Einleitung
Die Fettsäureoxidationsstörungen stellen eine heterogene Gruppe von seltenen, autosomal-rezessiv vererbten, monogenetischen Erkrankungen des Energiestoffwechsels dar. Durch Mutationen der verschiedenen, für die β-Oxidation notwendigen
Enzyme wird die Energiegewinnung aus
Fettsäuren deutlich eingeschränkt. Relevant wird dies im Rahmen einer katabolen Stoffwechsellage, beispielsweise während interkurrenter Erkrankungen oder perioperativer Fastenepisoden, da in diesen Phasen nach Aufbrauchen der Glykogenspeicher in Leber und Muskulatur, die Energiegewinnung durch Verbrennung von Fettsäuren essenziell ist. Dies kann in Abhängigkeit der zugrunde liegenden Erkrankung zu lebensbedrohlicher hypoketotischer
Hypoglykämie mit Enzephalopathie, Myopathie mit Rhabdomyolyse, Hepatomegalie oder
Kardiomyopathie mit maligner Herzrhythmusstörung führen.

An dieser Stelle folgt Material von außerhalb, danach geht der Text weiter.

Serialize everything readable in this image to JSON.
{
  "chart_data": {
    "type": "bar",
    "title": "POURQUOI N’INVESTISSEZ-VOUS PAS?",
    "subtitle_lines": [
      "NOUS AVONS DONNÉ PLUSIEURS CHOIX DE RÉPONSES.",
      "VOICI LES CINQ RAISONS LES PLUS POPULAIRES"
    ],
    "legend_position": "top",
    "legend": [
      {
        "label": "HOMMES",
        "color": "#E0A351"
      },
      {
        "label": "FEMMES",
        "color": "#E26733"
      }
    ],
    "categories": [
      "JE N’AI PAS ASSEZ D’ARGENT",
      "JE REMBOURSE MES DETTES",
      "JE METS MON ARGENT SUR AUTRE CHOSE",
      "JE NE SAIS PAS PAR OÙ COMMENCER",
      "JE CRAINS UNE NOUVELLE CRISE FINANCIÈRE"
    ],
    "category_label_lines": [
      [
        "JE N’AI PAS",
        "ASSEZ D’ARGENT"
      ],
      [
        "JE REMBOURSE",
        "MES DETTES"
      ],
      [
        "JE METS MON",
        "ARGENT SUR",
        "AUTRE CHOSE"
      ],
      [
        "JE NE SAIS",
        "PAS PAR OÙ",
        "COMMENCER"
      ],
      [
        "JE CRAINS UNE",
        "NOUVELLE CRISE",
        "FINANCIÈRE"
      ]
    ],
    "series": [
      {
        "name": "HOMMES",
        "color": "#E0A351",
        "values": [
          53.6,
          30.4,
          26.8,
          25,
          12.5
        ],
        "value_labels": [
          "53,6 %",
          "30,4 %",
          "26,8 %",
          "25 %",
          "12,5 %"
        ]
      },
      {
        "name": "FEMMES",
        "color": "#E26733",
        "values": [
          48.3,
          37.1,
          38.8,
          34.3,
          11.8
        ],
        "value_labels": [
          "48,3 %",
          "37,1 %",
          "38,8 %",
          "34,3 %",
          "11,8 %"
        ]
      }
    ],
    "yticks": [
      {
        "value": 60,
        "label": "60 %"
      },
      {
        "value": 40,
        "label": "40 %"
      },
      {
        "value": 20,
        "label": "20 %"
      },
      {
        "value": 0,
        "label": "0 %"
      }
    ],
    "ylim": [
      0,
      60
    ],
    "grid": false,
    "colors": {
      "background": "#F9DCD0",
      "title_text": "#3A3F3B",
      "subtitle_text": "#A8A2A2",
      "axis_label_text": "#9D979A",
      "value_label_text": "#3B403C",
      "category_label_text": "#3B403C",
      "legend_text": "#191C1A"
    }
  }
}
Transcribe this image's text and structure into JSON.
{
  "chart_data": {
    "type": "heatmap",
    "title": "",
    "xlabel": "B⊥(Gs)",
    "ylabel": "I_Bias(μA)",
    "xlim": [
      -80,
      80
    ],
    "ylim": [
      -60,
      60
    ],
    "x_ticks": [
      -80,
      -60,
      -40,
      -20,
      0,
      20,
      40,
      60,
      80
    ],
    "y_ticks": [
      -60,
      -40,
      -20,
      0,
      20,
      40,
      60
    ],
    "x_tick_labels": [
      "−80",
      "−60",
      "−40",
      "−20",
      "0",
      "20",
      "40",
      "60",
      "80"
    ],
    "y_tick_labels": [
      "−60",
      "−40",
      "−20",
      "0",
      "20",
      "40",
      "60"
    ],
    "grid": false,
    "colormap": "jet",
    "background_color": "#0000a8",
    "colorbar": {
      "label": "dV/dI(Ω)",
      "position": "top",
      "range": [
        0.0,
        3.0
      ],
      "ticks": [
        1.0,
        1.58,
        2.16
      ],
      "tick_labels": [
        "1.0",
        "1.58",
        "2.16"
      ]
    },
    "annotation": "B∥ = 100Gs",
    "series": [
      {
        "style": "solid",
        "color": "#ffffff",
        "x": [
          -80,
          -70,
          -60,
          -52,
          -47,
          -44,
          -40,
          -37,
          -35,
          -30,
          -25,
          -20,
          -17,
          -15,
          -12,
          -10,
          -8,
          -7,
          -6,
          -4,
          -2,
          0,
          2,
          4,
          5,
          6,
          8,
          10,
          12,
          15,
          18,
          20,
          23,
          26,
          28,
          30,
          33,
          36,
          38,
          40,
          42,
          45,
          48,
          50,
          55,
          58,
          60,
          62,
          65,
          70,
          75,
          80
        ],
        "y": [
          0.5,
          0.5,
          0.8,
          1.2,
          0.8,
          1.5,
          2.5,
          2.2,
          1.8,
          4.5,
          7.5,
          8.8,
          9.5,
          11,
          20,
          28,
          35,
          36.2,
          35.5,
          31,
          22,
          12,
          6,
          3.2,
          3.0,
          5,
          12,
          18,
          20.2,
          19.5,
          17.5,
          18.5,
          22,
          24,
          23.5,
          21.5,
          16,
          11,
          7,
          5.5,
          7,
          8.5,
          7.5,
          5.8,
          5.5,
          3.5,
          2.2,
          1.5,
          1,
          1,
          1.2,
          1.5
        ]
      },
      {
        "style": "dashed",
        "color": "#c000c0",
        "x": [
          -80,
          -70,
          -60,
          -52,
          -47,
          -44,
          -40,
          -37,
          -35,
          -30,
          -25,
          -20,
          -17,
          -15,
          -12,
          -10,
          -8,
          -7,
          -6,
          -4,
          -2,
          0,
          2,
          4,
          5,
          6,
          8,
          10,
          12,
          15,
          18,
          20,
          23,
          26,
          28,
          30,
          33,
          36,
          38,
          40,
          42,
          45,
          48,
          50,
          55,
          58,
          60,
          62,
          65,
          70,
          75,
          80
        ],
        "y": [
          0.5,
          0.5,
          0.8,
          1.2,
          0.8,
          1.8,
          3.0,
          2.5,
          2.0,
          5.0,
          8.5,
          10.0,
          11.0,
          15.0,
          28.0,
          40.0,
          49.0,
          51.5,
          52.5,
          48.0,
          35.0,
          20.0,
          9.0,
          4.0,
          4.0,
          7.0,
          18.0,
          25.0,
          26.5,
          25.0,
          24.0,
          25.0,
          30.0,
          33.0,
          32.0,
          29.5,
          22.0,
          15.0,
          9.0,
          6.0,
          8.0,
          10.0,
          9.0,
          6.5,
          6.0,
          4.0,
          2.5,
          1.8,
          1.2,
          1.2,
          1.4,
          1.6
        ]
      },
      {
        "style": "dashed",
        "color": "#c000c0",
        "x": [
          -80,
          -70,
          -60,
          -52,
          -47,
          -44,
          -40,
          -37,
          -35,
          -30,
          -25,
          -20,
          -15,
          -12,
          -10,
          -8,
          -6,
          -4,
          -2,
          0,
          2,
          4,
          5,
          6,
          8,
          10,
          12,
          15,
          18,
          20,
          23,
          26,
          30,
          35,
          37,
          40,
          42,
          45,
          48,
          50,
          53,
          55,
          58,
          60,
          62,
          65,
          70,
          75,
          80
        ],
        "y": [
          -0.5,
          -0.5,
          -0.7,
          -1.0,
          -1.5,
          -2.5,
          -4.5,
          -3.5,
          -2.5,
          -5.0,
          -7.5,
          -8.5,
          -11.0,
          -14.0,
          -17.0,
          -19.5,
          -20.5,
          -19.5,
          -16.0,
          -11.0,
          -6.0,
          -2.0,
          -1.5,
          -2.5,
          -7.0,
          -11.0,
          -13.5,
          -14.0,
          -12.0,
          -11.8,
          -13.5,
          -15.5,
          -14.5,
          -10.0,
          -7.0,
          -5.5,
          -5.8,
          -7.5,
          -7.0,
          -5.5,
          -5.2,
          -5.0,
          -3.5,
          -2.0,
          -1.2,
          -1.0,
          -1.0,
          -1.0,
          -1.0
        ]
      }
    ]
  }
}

Die meisten der potenziell schwer verlaufenden Formen wie der VLCAD-, LCHAD- oder mTFP-Mangel werden, wenn sie nicht durch das erweiterte
Neugeborenenscreening direkt nach der Geburt erkannt werden, bereits in der Kindheit symptomatisch und dann diagnostiziert. Dennoch gibt es auch leichtere Verlaufsformen, die aufgrund von myopathischen
Schmerzen oder erhöhten CK-Werten erst im Erwachsenenalter diagnostiziert werden.
Durch die deutschlandweite Etablierung des erweiterten
Neugeborenenscreenings im Jahr 2005 werden zahlreiche Fettsäureoxidationsstörungen bereits im Neugeborenenalter diagnostiziert und eine entsprechende Therapie kann vor einer ersten Stoffwechselentgleisung eingeleitet werden. Durch die frühzeitige diätetische Therapie, Reduktion von Stoffwechselentgleisungen und das Monitoring auf Komplikationen erreichen mehr Patienten das Erwachsenenalter. Es ist mit einer relevanten Zunahme der Patientenzahl im Bereich der Inneren Medizin in den nächsten Jahren zu rechnen. Hierdurch wird das Themengebiet der Fettsäureoxidationsstörungen zukünftig für die Innere Medizin deutlich an Relevanz zunehmen.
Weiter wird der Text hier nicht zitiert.